By the 1920s the organ needed repairs, which were not forthcoming. In 1930, Estey gave a set of blueprints to a Miss Stella Marie Graves, who was heading to Fuzhou to teach music at the Union High School (run by the Methodist church), who appears to have gone to China with some repair materials. But by the late 1930s, it was unplayable. One of the administrators at the Union High School, George M. Newell, contacted Estey in July 1937 to say that “it remained in fair condition for some five years [after installation] as I remember it, and it has remained an eyesore for over ten years. It seems as though it would be impossible for the church where it is to raise the money necessary to keep this organ in repair.” Newell asked what Estey would give them if they sent the pipes back to Brattleboro, but the cost of shipping made it pointless, as Estey pointed out in March 1938. By May the Japanese had control of the city and plans to repair the organ stopped.

Somehow, after the war was over, the organ was in fact repaired.  The head of music at Foochow College, Oberlin-trained Albert Louis Faurot (1914-90), conducted a performance of Messiah at the church in October 1948 with a choir of over 100 voices, and it was given again at Christmas 1949, under Faurot’s direction and accompanied by FCW1915.

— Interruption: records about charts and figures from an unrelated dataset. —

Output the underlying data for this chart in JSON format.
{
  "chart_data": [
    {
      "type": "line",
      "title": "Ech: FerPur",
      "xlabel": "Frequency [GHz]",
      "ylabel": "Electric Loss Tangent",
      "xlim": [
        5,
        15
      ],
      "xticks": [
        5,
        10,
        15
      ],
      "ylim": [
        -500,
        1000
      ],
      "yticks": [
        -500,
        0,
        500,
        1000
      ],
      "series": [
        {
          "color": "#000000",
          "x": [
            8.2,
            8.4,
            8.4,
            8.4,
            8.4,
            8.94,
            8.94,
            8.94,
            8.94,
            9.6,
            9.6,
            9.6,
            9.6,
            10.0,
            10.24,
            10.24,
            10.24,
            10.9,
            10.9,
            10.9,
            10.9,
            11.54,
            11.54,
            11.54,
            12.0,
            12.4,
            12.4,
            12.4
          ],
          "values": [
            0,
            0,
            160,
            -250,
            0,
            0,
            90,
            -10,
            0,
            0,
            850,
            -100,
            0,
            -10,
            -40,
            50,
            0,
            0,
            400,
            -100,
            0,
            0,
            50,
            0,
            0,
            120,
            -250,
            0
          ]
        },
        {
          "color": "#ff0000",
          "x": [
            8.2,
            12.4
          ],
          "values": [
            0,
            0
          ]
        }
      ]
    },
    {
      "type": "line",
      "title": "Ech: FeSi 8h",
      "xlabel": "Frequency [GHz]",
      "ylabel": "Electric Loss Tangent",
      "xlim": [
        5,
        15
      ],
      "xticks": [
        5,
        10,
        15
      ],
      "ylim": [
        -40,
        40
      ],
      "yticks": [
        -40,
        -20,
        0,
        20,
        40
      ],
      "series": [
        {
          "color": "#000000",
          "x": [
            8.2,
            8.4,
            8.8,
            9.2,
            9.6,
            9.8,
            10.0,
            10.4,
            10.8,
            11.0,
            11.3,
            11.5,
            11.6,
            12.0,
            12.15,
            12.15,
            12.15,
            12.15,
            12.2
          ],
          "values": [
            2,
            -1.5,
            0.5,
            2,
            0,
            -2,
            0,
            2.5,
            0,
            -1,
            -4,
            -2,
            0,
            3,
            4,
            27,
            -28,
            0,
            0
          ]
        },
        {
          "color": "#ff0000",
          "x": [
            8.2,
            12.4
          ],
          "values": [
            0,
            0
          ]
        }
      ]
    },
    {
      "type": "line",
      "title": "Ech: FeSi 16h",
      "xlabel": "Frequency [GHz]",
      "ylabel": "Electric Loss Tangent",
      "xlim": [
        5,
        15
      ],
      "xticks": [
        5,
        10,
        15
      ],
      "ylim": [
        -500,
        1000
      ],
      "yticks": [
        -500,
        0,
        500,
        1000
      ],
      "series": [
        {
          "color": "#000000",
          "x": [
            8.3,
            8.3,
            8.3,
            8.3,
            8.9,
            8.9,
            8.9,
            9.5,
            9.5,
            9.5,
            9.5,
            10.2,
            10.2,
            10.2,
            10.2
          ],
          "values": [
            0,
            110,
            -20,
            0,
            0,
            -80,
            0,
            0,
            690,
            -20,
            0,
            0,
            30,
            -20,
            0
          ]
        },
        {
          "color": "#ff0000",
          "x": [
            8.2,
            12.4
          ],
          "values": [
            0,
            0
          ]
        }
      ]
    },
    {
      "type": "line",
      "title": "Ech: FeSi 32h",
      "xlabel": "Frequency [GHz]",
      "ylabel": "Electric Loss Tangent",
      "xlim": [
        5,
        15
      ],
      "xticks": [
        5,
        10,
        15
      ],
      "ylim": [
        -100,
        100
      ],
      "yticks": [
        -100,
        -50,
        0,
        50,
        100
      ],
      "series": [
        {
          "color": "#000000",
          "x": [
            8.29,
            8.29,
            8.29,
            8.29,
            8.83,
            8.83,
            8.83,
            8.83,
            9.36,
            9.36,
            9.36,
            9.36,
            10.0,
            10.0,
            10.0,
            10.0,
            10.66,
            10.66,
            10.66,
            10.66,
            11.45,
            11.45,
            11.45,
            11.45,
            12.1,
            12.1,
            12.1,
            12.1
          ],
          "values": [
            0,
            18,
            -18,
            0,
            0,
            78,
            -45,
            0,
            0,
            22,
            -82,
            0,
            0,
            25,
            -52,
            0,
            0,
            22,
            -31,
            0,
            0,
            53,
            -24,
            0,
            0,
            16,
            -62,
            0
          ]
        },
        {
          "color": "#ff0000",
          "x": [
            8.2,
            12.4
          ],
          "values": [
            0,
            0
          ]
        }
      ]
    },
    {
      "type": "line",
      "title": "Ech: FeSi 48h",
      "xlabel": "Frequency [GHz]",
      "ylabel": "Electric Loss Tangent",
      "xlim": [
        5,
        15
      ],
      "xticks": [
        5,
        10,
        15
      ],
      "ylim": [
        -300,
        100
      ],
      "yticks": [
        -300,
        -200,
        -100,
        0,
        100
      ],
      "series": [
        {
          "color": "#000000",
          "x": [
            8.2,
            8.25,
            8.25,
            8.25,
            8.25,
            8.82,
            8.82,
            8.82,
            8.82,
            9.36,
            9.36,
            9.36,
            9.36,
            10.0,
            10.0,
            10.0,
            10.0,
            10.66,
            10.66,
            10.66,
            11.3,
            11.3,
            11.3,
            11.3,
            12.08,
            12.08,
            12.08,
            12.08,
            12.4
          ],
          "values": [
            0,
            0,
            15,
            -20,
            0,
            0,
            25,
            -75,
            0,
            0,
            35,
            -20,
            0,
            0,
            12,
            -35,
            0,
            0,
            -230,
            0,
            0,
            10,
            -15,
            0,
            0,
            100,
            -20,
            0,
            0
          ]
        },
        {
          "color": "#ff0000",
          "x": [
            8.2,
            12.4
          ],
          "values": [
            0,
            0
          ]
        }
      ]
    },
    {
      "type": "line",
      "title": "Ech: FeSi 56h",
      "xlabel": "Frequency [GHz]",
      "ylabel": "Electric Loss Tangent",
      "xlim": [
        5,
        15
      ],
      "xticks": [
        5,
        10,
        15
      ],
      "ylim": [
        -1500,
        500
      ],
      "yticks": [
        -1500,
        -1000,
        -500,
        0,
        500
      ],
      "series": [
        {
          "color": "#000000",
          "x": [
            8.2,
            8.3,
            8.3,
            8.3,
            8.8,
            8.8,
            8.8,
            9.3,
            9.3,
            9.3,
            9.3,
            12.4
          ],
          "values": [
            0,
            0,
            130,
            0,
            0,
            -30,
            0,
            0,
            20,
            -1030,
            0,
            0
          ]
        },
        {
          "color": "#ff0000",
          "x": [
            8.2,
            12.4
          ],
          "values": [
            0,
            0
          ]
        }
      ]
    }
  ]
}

The Lau Memorial Church in Fuzhou, site of FCW1915, was torn down in 2005/06 before before the Project had a chance to survey it, and has been replaced by a modern building. In Chapter 5 of Keys to the Kingdom (p. 269) this church is called the ‘Peace Street Church’. The Project has finally been able to clarify that the Lau Memorial Church (AKA Liu Mengshi Memorial Chapel, or Peace Street Church) and the Methodist Tian An (Heavenly Peace, Tranquility, or Rest) Church were different buildings. The source of confusion lay in the fact that the Lau Memorial Church was also located on Taiping Lu (Great Peace Street). These two churches in turn need to be distinguished from the Methodist Episcopal ‘Flower Lane Church’, a prominent stone building constructed in 1915 in another part of the city, and now superseded by a 2006 building known as the Guanxiang Church. This new church houses FCW2018b.

In the 1916 photograph below, the caption identifies various dignitaries. The ‘Governor Li’ in the center is Li Houji (李厚基), military governor of Fujian Province between 1914 and 1923.  ‘American Consul Pontius’ is Albert W. Pontius (1878-1923) who served as U.S. Consul in Fuzhou in 1916-17. Arthur H. Smith (明恩溥, 1845-1932) was a noted missionary and writer. ‘Rev. Ll Lloyd’, was the CMS missionary, Rev. Llewellyn Lloyd.